Inspiration

CloudArena has been stuck in my head since the first semester of my master’s at CU Boulder, right after two years at Adobe babysitting production dashboards. Those shifts left me staring at cloud charts and wondering why the basics feel so hard when cloud is everywhere and anyone can spin up an environment in minutes. Most folks never get a real shot at practicing what “secure enough” looks like. The MLH Open Source Hackfest finally pushed me to unplug from everything else, carve out about 35 hours, and turn the idea into the "cloud safety range" I wanted for myself and for anyone trying to do the right thing with their own infrastructure. My hope is that CloudArena gives people a space to experiment, see what breaks, and understand the fix without wading through endless documentation.

What It Does

Hit Create Run and CloudArena lights up a disposable AWS sandbox, walks through the playbook step by step, and streams the whole thing into the FastAPI + HTMX console. By the end you’ve got a concise report that ties every issue back to MITRE ATT&CK and spells out the fix. Today the demo runs against a Terraform stack I built with intentional flaws, but the same flow can point at any Terraform config so teams can rehearse against their real infrastructure. It’s a way to learn, experiment, and break stuff without risking production.

How I Built It

  • FastAPI handles the API and the HTMX console, with SQLite quietly tracking every run and event.
  • Celery runs the missions with a mix of boto3 sweeps I wrote and Stratus Red Team detonations.
  • A small planner cracks open the catalog and builds a runbook based on what the sandbox actually looks like.
  • Terraform lays down intentionally vulnerable AWS pieces for the demo so there’s something real to poke at, and the same setup can be swapped for any Terraform config when a team wants to test their own environment.
  • Auth0 keeps sign-in smooth, and Gemini rewrites the summary so it reads like an executive briefing.

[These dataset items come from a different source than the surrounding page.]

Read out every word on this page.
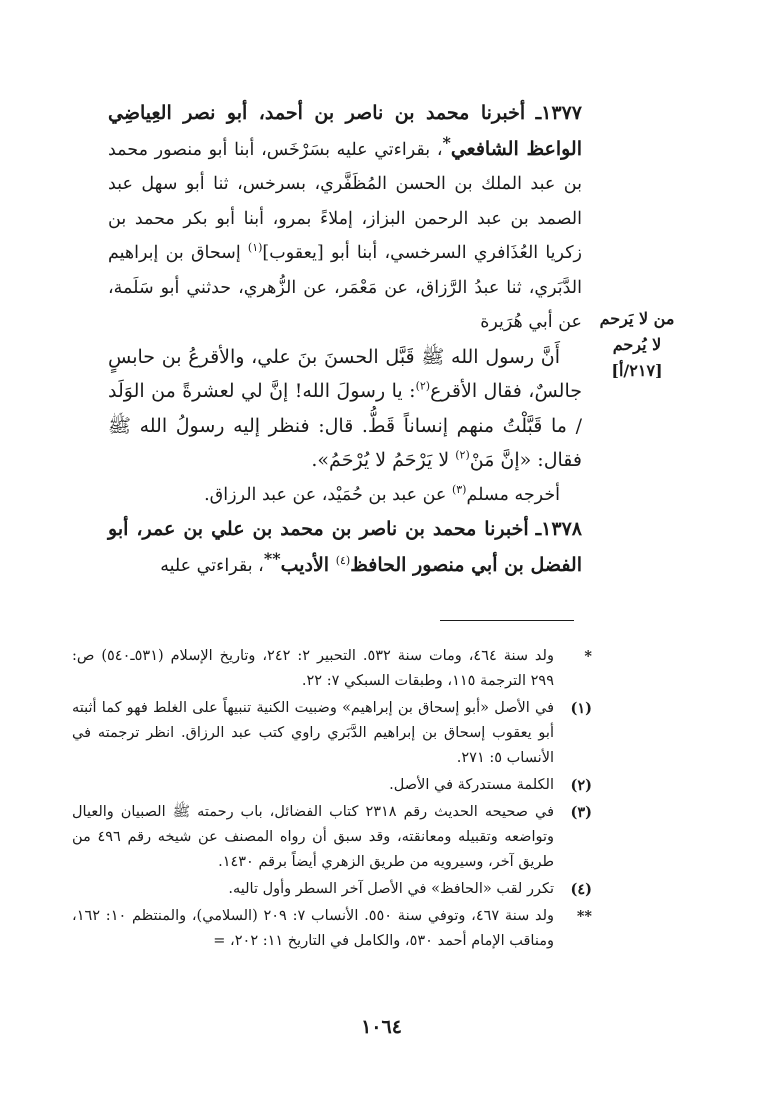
١٣٧٧ـ أخبرنا محمد بن ناصر بن أحمد، أبو نصر العِياضِي الواعظ الشافعي*، بقراءتي عليه بسَرْخَس، أبنا أبو منصور محمد بن عبد الملك بن الحسن المُظَفَّري، بسرخس، ثنا أبو سهل عبد الصمد بن عبد الرحمن البزاز، إملاءً بمرو، أبنا أبو بكر محمد بن زكريا العُذَافري السرخسي، أبنا أبو [يعقوب]$^{(١)}$ إسحاق بن إبراهيم الدَّبَري، ثنا عبدُ الرَّزاق، عن مَعْمَر، عن الزُّهري، حدثني أبو سَلَمة، عن أبي هُرَيرة

أَنَّ رسول الله ﷺ قَبَّل الحسنَ بنَ علي، والأقرعُ بن حابسٍ جالسٌ، فقال الأقرع$^{(٢)}$: يا رسولَ الله! إنَّ لي لعشرةً من الوَلَد / ما قَبَّلْتُ منهم إنساناً قَطُّ. قال: فنظر إليه رسولُ الله ﷺ فقال: «إنَّ مَنْ$^{(٢)}$ لا يَرْحَمُ لا يُرْحَمُ».

أخرجه مسلم$^{(٣)}$ عن عبد بن حُمَيْد، عن عبد الرزاق.

١٣٧٨ـ أخبرنا محمد بن ناصر بن محمد بن علي بن عمر، أبو الفضل بن أبي منصور الحافظ$^{(٤)}$ الأديب**، بقراءتي عليه

من لا يَرحم
لا يُرحم
[٢١٧/أ]
*
ولد سنة ٤٦٤، ومات سنة ٥٣٢. التحبير ٢: ٢٤٢، وتاريخ الإسلام (٥٣١ـ٥٤٠) ص: ٢٩٩ الترجمة ١١٥، وطبقات السبكي ٧: ٢٢.
(١)
في الأصل «أبو إسحاق بن إبراهيم» وضبيت الكنية تنبيهاً على الغلط فهو كما أثبته أبو يعقوب إسحاق بن إبراهيم الدَّبَري راوي كتب عبد الرزاق. انظر ترجمته في الأنساب ٥: ٢٧١.
(٢)
الكلمة مستدركة في الأصل.
(٣)
في صحيحه الحديث رقم ٢٣١٨ كتاب الفضائل، باب رحمته ﷺ الصبيان والعيال وتواضعه وتقبيله ومعانقته، وقد سبق أن رواه المصنف عن شيخه رقم ٤٩٦ من طريق آخر، وسيرويه من طريق الزهري أيضاً برقم ١٤٣٠.
(٤)
تكرر لقب «الحافظ» في الأصل آخر السطر وأول تاليه.
**
ولد سنة ٤٦٧، وتوفي سنة ٥٥٠. الأنساب ٧: ٢٠٩ (السلامي)، والمنتظم ١٠: ١٦٢، ومناقب الإمام أحمد ٥٣٠، والكامل في التاريخ ١١: ٢٠٢، =
١٠٦٤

All of this came together in two mostly sleepless days on VS Code and coffee.

Challenges Along the Way

Every piece pushed back. Terraform needed its own dance, Auth0 wanted different callbacks, Celery queues stalled, Gemini nitpicked model names, and the Stratus CLI caught every missing flag. I wanted LLM-driven agents running the show, but putting that in AWS safely with a weekend deadline wasn’t realistic, so I stuck with a deterministic planner I could reason about. Time was the choke point: wiring CI, writing tests, and getting clean automation all had to wait while I forced the end-to-end loop to behave, and even that was more tangled than I expected.

Wins I’m Proud Of

  • This is the biggest thing I’ve ever shipped solo in a weekend.
  • The console feels like a tool I’d actually keep open, not just a demo slide.
  • The run pipeline surfaces real issues with follow-up guidance, so the loop feels useful instead of gimmicky.

Lessons Learned

  • AI pair programmers help, but only when you already know how the pieces fit.
  • Scripted runs still land when the UX is clean and the report actually makes sense.
  • Scope creep never sleeps; sticking to the MVP kept the project from blowing up.

What’s Next

  • Replace the deterministic planner with an LLM-driven one so the playbooks adapt on the fly.
  • Backfill tests and wire up CI so future changes aren’t guesswork.
  • Grow the technique catalog, Stratus mappings, and remediation notes to cover more real-world messes, and streamline importing any Terraform config so other teams can test their own environments the way I test mine in the demo.